Ce n’était pas à une énième exécution du Requiem Allemand de Brahms qu'était convié ce soir-là à la Cité de la Musique un public malheureusement un peu trop confidentiel. En effet, il s’agissait de la rare version pour piano à quatre mains, et surtout cette représentation bénéficiait d’une scénographie de Jochen Sandig/Sasha Waltz et Guests. Un spectacle parfaitement abouti, d’une réalisation exemplaire, d’une beauté chorale à couper le souffle et d’une très riche émotion contenue qui font honneur au Rundfunkchor Berlin, on le sait très engagé dans la diffusion et le renouvellement de l’abord de la musique chorale.

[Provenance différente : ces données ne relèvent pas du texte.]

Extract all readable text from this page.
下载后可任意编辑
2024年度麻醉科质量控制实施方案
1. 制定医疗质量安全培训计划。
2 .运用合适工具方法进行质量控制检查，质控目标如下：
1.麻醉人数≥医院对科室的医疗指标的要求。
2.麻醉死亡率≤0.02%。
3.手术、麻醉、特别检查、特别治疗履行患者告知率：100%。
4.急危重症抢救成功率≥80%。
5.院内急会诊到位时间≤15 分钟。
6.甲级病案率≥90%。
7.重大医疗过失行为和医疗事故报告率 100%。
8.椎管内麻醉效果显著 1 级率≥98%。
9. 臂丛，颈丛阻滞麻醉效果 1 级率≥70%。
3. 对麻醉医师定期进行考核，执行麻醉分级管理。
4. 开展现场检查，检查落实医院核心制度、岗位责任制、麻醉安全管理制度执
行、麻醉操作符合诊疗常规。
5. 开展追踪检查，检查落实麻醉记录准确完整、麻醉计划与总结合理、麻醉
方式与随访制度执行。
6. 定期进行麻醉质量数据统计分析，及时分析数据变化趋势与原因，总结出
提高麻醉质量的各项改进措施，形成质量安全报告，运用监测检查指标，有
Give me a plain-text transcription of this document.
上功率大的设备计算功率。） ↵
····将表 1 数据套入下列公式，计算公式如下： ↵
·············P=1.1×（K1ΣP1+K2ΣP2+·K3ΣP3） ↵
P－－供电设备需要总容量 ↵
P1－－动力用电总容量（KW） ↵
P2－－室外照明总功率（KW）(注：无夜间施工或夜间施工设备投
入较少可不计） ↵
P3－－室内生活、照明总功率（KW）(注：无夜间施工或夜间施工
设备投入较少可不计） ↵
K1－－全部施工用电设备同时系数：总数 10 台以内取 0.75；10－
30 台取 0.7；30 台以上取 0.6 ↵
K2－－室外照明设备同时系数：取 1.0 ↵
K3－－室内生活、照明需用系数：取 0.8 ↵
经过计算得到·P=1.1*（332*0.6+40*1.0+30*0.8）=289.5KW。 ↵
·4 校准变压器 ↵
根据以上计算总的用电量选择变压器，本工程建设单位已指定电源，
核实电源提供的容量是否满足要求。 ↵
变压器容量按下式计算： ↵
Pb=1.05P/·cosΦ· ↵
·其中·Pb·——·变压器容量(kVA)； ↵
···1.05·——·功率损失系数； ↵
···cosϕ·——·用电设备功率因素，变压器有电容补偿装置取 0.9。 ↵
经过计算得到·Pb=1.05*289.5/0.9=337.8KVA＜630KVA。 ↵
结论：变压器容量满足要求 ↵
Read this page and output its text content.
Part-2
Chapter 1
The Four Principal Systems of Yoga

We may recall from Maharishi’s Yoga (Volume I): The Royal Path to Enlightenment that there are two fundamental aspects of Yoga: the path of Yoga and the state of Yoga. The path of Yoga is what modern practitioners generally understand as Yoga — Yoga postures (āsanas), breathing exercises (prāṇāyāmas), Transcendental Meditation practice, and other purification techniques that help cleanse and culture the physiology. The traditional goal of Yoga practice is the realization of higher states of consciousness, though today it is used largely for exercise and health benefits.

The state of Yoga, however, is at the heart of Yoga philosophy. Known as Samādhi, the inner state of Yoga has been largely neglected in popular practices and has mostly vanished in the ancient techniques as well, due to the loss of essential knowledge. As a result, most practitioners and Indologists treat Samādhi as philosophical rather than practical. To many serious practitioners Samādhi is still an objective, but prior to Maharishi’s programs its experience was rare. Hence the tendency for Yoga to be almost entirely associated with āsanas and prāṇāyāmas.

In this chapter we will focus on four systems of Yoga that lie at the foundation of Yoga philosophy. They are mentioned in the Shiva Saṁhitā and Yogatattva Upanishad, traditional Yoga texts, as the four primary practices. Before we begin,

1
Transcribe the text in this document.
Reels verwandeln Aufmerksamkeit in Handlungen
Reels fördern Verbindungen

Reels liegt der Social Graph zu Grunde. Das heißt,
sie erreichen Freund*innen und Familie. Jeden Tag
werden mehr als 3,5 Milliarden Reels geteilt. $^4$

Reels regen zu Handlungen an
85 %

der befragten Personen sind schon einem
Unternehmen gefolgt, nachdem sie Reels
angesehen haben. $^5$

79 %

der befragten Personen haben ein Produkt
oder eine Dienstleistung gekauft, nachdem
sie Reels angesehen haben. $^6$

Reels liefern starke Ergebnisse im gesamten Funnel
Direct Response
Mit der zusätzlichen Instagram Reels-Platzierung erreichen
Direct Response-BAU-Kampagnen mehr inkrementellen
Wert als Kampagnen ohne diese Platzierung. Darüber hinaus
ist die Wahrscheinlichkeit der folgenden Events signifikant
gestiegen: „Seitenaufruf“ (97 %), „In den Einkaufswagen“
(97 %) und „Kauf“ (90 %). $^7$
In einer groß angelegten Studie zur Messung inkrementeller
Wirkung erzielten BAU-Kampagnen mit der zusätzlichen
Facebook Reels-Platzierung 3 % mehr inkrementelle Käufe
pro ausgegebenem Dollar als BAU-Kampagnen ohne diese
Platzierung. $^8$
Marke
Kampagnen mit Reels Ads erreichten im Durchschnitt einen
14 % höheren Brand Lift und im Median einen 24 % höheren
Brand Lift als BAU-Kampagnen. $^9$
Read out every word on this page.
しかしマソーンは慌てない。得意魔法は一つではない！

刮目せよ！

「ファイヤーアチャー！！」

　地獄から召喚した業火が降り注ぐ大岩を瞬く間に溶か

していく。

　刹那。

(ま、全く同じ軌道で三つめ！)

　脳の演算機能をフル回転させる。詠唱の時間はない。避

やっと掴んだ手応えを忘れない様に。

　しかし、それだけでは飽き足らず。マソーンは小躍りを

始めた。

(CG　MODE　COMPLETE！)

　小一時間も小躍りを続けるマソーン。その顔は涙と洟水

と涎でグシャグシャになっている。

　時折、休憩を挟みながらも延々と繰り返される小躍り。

Ainsi, dès son arrivée le spectateur était invité à abandonner ses chaussures et ceux qui acceptaient de jouer le jeu rejoignaient la salle, pour l’occasion débarrassée de ses fauteuils. Ceux et celles qui préféraient avoir une vue plus générale de la représentation étaient invités à s’asseoir au balcon. Une fois dans la salle le spectateur, libre de ses mouvements, pouvait s’asseoir, rester debout, voire s’allonger, ou se déplacer au milieu des présents parmi lesquels, habillés comme tout un chacun, se trouvaient…les chanteurs du chœur berlinois ! On remarquait aussi d’un côté un pupitre surélevé, en face une estrade, au plafond deux groupes de cordes attachées et aussi sur l’estrade une femme allongée, toute de blanc vêtue et semblant inanimée ! Une fois l’ensemble du public installé, la musique pouvait commencer dans une obscurité presque totale.
Dès le premier accord du chœur sur le mot « Selig » (Bienheureux), on était à la fois saisis et conquis par la perfection de l’intonation, la polyphonie parfaitement équilibrée, une magnifique nuance pianissimo, le tout emportant d’emblée l’adhésion. Une adhésion qui ne souffrira aucune baisse de tension pendant ces 50 minutes au plus haut niveau musical et émotionnel. Durant le premier mouvement, les chanteurs tout en errant parmi le public, sollicitent les regards des spectateurs, sans doute pour inciter chacun à se sentir concerné par cette célébration mortuaire. Dans le second mouvement, « Alles fleisch », une procession s’organise progressivement avec pour but l’estrade d’où sera chantée la rapide fugue finale de ce mouvement, Gijs Leenaars étant situé à distance en face du chœur. On se régale alors pleinement de l’incroyable niveau de ce chœur sans aucune faiblesse et dont le sens du collectif impressionne. Le baryton Konrad Jarnot prend ensuite la parole sur les mots « Herr, lehre doch mich » depuis le centre de la salle avant que les chanteurs se dispersent à nouveau en distribuant des coussins aux spectateurs, sans aucun doute une incitation à la détente.